Ebbene, è necessario che in entrambe le ipotesi l’Amministrazione indichi esattamente quanto richiede e che avverta espressamente delle conseguenze in caso di inottemperanza. Tuttavia le due ipotesi – come ha bene evidenziato la sentenza segnalata – divergono per le relative preclusioni:
- nel primo caso, il mancato invio della documentazione puntualmente richiesta nel termine indicato equivale a rifiuto, con conseguente inutilizzabilità della stessa in sede amministrativa e contenziosa, salvo che il contribuente non dichiari, all’atto della sua produzione con il ricorso, che l’inadempimento è avvenuto per causa a lui non imputabile, della cui prova il contribuente è onerato;
- nel secondo caso, invece, la mancata esibizione di quanto richiesto ne preclude la valutazione a favore del contribuente solo ove si traduca in un sostanziale rifiuto di rendere disponibile quella documentazione, incombendo la prova dei relativi presupposti di fatto sull’Amministrazione. Su questo punto era già stato precisato che “la dichiarazione del contribuente di non possedere libri, registri, scritture e documenti, specificamente richiestigli dall’Amministrazione finanziaria nel corso di un accesso, preclude la valutazione degli stessi in suo favore in sede amministrativa o contenziosa e rende legittimo l’accertamento induttivo solo ove sia non veritiera, cosciente, volontaria e dolosa, così integrando un sostanziale rifiuto di esibizione diretto a impedire l’ispezione documentale”, e ciò perché le citate disposizioni hanno carattere eccezionale e devono essere interpretate alla luce degli artt. 24 e 53 della Costituzione in modo da non comprimere il diritto alla difesa, sicché, per esempio, “non può reputarsi sufficiente, ai fini della suddetta preclusione, il mancato possesso imputabile a negligenza o imperizia nella custodia e conservazione della documentazione contabile” (sez.
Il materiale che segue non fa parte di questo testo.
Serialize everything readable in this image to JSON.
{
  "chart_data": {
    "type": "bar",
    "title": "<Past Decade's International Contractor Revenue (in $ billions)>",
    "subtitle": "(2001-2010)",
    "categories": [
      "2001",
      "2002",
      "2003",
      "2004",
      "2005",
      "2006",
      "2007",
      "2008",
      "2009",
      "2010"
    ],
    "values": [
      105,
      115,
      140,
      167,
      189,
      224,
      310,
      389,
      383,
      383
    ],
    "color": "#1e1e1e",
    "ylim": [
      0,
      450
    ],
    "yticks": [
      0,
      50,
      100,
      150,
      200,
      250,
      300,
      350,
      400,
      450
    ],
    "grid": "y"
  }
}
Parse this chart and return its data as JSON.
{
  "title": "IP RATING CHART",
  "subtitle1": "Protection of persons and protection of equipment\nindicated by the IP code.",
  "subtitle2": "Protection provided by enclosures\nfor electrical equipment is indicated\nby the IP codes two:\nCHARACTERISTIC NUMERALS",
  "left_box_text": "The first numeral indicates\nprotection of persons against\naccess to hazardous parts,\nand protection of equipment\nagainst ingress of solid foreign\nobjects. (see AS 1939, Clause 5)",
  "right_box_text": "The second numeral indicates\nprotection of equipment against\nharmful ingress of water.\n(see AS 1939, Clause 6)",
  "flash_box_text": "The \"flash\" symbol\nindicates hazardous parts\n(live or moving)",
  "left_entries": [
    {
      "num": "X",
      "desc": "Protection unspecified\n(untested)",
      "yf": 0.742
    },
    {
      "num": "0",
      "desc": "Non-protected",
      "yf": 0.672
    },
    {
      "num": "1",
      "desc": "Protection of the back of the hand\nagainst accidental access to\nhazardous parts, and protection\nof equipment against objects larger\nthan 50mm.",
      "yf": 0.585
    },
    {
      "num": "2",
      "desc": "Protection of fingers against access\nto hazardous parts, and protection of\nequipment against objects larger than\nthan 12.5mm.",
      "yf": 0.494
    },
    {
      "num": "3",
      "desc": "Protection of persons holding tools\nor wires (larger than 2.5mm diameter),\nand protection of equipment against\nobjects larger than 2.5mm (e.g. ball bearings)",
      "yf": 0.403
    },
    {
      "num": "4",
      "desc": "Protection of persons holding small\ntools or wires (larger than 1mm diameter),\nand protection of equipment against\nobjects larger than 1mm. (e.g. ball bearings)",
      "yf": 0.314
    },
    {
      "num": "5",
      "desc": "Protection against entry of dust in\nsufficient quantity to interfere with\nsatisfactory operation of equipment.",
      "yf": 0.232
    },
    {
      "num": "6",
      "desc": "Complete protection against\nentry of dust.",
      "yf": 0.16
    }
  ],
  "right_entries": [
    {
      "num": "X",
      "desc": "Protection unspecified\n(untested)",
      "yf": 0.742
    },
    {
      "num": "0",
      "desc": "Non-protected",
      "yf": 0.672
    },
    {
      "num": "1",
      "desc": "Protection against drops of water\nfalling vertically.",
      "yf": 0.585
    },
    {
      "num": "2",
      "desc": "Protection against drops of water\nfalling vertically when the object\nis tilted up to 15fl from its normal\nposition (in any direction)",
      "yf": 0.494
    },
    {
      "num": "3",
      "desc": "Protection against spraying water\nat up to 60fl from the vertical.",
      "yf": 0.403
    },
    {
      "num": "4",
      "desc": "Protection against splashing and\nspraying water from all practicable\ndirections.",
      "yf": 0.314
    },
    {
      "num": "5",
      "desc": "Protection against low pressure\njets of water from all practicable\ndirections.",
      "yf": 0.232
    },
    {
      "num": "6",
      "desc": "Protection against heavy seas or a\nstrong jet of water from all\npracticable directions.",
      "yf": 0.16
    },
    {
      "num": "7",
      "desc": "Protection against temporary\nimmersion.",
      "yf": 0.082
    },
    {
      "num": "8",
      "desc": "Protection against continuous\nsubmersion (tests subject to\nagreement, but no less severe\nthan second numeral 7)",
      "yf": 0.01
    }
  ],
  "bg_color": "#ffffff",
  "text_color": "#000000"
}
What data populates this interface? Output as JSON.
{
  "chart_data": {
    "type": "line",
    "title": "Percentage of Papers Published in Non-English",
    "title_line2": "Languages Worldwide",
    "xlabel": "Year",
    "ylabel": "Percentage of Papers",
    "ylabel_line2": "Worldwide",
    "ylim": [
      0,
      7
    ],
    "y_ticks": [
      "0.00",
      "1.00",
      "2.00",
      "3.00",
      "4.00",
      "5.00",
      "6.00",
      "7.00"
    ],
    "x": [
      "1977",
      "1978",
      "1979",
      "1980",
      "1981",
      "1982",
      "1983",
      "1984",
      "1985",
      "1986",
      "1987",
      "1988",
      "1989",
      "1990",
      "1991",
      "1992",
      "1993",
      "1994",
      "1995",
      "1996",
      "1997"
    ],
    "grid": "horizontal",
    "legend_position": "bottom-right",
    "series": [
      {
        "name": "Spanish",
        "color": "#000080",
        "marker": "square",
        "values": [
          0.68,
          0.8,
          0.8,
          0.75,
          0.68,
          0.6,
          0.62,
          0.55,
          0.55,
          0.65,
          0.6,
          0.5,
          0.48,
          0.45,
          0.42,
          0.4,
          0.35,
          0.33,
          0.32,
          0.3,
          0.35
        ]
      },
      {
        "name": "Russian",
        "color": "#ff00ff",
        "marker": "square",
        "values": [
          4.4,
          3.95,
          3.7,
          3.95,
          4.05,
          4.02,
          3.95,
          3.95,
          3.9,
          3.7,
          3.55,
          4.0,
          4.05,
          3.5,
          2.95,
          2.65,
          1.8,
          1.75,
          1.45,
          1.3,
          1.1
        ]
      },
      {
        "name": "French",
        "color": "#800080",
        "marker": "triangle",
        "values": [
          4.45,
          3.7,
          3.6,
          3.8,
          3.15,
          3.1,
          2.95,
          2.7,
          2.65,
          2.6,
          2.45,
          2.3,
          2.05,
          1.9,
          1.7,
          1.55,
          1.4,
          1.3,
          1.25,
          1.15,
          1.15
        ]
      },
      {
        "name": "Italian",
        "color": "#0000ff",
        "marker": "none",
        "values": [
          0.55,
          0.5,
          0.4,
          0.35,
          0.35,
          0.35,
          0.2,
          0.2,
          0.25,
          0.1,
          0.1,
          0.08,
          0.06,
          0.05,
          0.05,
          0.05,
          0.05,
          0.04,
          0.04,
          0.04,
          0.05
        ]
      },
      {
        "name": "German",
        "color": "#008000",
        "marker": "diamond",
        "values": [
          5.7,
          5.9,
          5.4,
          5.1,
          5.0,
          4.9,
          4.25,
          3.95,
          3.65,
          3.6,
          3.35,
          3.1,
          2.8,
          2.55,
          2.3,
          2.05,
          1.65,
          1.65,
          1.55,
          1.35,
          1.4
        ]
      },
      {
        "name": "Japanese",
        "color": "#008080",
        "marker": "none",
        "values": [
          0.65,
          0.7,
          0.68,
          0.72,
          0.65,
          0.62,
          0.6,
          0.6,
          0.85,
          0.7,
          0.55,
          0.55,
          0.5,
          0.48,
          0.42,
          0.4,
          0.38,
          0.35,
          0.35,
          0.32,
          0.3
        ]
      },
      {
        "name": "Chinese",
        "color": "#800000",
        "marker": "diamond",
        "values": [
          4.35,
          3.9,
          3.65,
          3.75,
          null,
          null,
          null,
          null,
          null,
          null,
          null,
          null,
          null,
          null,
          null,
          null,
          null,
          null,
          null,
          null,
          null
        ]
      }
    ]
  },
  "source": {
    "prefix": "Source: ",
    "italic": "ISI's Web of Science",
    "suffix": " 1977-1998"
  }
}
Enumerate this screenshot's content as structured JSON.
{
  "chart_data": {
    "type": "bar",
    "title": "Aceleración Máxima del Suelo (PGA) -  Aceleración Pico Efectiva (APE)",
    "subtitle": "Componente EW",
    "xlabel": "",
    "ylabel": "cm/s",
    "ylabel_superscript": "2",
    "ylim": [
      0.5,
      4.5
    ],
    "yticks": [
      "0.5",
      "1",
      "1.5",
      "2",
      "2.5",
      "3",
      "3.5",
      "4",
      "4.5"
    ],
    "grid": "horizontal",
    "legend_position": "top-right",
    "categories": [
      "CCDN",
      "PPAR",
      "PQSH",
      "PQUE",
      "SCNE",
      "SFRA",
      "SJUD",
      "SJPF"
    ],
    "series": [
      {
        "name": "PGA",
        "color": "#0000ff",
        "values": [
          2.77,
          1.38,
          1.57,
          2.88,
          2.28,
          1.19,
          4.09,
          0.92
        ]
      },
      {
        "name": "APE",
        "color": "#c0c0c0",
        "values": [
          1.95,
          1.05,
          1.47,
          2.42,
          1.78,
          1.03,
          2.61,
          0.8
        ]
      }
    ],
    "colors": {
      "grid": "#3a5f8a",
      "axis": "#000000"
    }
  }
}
V, 1.8.2019, n. 20731).
Ne è disceso che in un caso di verifica presso la sede del contribuente ove erano stati prodotti solo alcuni documenti contabili mente altri erano stati consegnati in seguito, aveva sbagliato la Commissione Tributaria Regionale, applicando l’art. 32 del d.P.R. n. 600 del 1973 anziché l’art. 33 dello stesso testo normativo, a ritenere operante il principio di inutilizzabilità degli altri documenti, perché in tal modo era stato erroneamente “valorizzato il dato oggettivo della mancata produzione trascurando di vagliare l’aspetto intenzionale …senza indagare il profilo soggettivo, volontaristico e doloso del contribuente alla base della mancata produzione documentale”.